The keen rugby player took the habit up in 2020 during the pandemic because ‘all my friends vape’ and boredom through lockdowns.
‘I stopped sport because of the pandemic and vaping was just sort of something to do. But when I started playing rugby again I noticed my fitness was worse.
‘I used to be one of the fittest in the team – I won the cross country race for the team — but I was struggling when I came back, worse than everyone else.’
He had now kicked the habit for ‘health reasons’ but looking back he thinks it could be even more addictive than smoking normal cigarettes.
‘The thing about vaping is you don’t have the smell you get with cigarettes or having to ash, so you can just vape all day. I noticed I was doing it all day and just felt I had to stop.
‘And you have all the colours and flavours. It’s basically like smokeable Fanta.’

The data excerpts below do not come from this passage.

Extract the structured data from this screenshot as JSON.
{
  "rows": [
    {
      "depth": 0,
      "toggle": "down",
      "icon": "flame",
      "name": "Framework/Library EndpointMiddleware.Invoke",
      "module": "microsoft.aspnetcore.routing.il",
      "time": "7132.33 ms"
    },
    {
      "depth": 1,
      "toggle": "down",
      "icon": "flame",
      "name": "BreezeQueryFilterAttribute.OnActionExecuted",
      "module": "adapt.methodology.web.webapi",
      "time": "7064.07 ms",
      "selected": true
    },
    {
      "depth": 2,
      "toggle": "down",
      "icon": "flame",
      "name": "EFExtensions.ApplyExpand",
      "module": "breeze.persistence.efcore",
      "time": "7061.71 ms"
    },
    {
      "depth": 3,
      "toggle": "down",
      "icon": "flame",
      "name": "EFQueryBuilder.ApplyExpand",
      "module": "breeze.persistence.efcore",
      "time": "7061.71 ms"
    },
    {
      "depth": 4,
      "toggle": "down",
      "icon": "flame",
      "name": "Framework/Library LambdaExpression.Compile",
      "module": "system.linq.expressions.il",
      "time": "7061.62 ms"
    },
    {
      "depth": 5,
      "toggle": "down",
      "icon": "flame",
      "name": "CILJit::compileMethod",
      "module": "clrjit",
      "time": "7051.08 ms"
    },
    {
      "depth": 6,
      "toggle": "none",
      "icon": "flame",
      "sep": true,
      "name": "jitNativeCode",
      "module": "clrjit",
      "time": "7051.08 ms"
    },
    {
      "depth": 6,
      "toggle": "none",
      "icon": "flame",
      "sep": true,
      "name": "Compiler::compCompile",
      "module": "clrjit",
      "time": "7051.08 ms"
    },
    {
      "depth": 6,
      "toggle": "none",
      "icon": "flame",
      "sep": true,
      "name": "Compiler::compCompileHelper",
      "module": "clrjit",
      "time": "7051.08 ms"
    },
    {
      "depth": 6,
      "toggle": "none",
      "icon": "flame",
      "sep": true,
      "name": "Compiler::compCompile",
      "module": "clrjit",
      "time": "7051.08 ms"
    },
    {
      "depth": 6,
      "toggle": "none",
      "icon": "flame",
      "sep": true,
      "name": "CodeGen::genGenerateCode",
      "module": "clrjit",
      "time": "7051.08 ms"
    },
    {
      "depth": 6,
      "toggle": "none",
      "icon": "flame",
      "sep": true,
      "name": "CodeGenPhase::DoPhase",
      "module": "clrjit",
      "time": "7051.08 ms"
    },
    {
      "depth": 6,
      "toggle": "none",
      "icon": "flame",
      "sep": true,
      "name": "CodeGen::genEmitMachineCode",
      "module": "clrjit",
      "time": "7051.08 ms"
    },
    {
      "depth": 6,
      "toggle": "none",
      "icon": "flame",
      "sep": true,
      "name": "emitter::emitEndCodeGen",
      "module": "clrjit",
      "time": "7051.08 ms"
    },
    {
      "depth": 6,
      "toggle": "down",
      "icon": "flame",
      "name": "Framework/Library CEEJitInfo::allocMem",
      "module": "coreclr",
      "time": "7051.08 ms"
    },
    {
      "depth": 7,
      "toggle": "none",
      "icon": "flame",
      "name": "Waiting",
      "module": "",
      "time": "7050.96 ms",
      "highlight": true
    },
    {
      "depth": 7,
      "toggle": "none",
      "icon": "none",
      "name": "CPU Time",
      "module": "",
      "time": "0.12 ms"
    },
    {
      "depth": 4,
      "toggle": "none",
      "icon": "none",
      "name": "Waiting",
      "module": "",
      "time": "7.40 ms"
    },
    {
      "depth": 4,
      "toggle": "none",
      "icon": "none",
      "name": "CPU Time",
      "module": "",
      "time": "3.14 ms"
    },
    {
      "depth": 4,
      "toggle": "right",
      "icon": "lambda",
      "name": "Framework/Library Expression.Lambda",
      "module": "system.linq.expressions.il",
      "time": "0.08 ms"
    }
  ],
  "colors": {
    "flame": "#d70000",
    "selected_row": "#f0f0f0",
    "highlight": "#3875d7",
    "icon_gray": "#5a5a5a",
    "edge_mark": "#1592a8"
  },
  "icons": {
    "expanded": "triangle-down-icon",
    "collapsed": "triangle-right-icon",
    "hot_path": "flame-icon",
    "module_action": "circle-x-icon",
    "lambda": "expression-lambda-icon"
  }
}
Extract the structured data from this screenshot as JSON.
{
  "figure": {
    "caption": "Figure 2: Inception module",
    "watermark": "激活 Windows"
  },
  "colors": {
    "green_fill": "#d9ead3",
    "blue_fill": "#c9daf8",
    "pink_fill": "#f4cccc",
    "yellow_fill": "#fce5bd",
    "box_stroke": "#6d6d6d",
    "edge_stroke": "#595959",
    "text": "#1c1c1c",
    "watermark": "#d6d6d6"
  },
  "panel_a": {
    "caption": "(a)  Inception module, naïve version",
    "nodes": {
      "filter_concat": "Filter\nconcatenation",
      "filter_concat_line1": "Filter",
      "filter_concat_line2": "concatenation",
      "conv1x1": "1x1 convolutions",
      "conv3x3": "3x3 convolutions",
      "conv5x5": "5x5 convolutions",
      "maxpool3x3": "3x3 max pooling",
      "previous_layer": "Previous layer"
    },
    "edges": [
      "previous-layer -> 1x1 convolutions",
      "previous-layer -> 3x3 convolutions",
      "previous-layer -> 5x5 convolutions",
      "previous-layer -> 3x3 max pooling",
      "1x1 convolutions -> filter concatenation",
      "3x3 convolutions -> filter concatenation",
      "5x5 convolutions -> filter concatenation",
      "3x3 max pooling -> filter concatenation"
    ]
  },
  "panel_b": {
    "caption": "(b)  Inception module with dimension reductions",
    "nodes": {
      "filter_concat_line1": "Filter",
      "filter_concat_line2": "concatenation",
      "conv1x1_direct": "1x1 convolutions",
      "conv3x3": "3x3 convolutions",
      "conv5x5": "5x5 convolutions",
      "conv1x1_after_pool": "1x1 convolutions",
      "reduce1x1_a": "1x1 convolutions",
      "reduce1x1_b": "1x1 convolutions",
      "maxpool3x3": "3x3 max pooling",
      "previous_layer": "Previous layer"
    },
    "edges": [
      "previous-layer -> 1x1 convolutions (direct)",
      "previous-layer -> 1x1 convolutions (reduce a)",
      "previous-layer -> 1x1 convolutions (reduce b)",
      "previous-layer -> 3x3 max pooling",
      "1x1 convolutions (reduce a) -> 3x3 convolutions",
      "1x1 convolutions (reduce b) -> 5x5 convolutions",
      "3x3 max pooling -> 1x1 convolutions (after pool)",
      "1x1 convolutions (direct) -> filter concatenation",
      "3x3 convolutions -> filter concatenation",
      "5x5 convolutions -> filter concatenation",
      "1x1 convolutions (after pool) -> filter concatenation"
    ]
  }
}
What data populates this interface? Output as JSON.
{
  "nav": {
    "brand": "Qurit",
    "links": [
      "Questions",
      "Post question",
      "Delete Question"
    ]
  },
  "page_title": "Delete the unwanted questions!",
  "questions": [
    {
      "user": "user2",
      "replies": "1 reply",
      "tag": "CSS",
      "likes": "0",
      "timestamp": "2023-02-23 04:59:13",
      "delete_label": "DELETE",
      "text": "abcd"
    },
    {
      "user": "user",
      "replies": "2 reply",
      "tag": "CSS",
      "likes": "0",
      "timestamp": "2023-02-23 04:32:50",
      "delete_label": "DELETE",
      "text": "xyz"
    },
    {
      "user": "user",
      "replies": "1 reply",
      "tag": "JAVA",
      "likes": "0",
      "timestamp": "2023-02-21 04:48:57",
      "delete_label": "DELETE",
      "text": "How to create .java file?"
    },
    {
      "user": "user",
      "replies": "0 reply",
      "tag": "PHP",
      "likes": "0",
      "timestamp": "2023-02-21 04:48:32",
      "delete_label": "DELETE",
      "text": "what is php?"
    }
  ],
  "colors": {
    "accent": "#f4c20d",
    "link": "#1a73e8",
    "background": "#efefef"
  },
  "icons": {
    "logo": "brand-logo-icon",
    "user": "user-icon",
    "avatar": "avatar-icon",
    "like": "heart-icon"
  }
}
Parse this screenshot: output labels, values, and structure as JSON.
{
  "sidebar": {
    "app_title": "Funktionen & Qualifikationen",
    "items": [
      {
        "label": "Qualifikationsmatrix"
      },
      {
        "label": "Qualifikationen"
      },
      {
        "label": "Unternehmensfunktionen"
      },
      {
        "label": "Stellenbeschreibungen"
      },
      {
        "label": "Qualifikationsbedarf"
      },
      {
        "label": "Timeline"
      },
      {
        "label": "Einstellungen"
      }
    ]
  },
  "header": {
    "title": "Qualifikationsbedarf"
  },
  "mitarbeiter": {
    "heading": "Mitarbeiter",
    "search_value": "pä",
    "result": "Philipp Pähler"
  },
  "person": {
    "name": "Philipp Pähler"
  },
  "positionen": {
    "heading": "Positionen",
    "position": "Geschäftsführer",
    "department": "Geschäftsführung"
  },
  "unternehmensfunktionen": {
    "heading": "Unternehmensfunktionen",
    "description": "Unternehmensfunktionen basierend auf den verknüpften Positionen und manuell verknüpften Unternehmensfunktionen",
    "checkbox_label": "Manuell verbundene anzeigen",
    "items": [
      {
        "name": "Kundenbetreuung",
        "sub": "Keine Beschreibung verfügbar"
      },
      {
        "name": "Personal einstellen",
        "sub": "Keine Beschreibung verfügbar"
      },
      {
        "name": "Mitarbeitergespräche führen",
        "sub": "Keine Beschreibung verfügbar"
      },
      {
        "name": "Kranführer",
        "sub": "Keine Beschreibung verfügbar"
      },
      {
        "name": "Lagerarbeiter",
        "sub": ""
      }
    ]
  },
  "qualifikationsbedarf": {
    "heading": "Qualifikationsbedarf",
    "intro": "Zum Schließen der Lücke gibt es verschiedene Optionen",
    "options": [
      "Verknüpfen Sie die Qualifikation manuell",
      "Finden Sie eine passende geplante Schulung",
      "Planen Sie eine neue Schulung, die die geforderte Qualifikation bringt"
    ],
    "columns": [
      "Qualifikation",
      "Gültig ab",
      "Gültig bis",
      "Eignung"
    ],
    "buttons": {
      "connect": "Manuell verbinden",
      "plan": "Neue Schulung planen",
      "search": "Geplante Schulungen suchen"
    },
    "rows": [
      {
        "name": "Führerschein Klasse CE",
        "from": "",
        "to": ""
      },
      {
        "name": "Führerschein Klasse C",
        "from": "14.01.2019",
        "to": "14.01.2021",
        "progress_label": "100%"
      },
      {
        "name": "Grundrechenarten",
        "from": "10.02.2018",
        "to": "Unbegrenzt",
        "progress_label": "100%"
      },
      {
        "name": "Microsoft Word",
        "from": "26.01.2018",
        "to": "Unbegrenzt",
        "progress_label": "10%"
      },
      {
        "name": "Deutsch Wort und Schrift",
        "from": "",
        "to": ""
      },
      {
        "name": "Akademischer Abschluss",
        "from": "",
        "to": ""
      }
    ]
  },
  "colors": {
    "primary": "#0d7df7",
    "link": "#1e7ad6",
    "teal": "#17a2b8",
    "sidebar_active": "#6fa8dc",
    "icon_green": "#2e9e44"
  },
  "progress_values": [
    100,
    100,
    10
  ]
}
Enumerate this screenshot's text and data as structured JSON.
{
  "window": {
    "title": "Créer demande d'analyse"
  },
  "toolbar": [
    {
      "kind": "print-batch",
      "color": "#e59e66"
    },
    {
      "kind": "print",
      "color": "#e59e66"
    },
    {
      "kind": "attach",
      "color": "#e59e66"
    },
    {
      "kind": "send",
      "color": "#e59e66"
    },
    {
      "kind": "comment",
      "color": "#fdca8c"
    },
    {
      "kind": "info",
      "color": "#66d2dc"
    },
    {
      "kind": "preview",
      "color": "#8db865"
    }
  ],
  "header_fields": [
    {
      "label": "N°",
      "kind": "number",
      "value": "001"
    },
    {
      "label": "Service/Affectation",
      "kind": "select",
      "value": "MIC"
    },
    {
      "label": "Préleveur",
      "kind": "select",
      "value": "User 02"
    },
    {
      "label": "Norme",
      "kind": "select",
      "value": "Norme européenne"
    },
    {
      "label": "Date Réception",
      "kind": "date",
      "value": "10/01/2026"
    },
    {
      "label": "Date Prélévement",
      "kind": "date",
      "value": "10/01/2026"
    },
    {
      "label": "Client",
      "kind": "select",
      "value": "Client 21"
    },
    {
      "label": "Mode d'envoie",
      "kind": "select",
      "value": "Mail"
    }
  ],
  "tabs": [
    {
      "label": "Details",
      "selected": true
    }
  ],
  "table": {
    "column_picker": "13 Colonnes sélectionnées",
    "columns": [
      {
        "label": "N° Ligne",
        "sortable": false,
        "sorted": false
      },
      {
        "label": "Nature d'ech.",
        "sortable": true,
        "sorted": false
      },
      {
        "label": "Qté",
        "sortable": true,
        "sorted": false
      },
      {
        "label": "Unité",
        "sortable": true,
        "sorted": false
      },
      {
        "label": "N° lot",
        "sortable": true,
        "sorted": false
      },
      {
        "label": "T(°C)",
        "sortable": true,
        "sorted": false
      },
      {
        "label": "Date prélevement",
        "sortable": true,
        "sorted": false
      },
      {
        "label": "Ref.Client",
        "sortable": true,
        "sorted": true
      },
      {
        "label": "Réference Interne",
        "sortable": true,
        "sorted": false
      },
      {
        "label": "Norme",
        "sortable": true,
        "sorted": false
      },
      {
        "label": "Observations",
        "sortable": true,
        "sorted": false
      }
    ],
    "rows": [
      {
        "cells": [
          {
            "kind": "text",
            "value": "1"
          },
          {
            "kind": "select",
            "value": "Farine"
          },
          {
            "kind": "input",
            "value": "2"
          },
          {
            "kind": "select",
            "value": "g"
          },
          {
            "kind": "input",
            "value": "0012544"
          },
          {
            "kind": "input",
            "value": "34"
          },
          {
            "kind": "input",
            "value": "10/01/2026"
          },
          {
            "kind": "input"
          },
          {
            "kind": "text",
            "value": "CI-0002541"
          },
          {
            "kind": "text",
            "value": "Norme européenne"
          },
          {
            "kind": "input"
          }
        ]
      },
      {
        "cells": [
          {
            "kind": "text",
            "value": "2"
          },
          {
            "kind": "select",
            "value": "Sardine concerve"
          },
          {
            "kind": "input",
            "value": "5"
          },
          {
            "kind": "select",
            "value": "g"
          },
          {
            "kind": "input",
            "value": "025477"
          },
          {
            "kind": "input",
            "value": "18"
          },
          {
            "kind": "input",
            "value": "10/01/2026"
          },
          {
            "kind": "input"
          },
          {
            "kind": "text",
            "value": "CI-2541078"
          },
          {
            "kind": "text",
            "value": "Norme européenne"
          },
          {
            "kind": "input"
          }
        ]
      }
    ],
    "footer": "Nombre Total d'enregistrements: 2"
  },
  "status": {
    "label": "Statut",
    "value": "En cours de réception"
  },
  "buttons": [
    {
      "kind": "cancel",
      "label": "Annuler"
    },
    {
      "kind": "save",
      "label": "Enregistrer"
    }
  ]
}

He added: ‘They’re very easy to get, even if you’re underage. I know shops selling to underage people right now.
‘Some only take cash so there’s no proof of transaction that they’re selling to kids. All the kids want to get their hands on them.
‘And it’s easy online too. You can always get someone to order them for you and there’s not very much verification needed to prove your age either.’
Friends Rosie Bird, 19, and Jess Hastings, 19, from Bristol both vape – but for entirely different reasons.
Rosie said: ‘I don’t smoke cigarettes, so for me it’s just to have something you know?
‘Anxiety is another reason to be honest and just to fit in – everyone does it.’
Jess, who works as a customer assistant at Tesco, explained she vapes because vapes out of ‘boredom’ and due to vapes costing significantly less than cigarettes.
She said: ‘Elf bars are easier and cheaper than rolling a fag! They also taste good and it’s nice to have in your hand.’
But both agreed they were certain vapes were harmful for their health, saying: ‘We know they aren’t good for us.’
Jess said: ‘I don’t know how or why, and personally I haven’t experienced anything bad relating to my health because of vapes – but sadly I don’t think it’s going to stop anyone.’
College student Joe Carne, 18, from Bristol, said he chooses vapes over cigarettes because they are cheaper.
‘With everything going on I just want the cheap option,’ he said.
‘Also they are so popular now, even if I didn’t buy them a lot of my mates do, so I would smoke them anyway.’
When asked about the appearance of vapes and whether this plays a role in influencing him to purchase them, Joe said: ‘I don’t care about the colours.
‘I just like smoking them to be honest, they taste nice – so yeh, I guess the flavours do help. Cigarettes taste gross in my opinion so I would choose a vape over a ciggy any day!’.
But a vape shop worker in Bristol, who wished to remain anonymous, admitted to MailOnline that e-cigarette marketing was behind the surge in underage use.
‘As much as I don’t want to say it, the colours and sweet flavours do a play a role in their sales to underaged kids.
‘I think the flavours help to a degree because they don’t taste like cigarettes – so the children who want to smoke cigs to ‘look cool’ or because they are addicted to nicotine from smoking cigarettes can now do so but with a sweet substance that doesn’t taste gross.
‘There are so many corner shops that don’t even know the laws behind tobacco – let alone vaping and selling vapes to those under 18.
‘A lot sell them under the counter and there are no consequences for them at all.’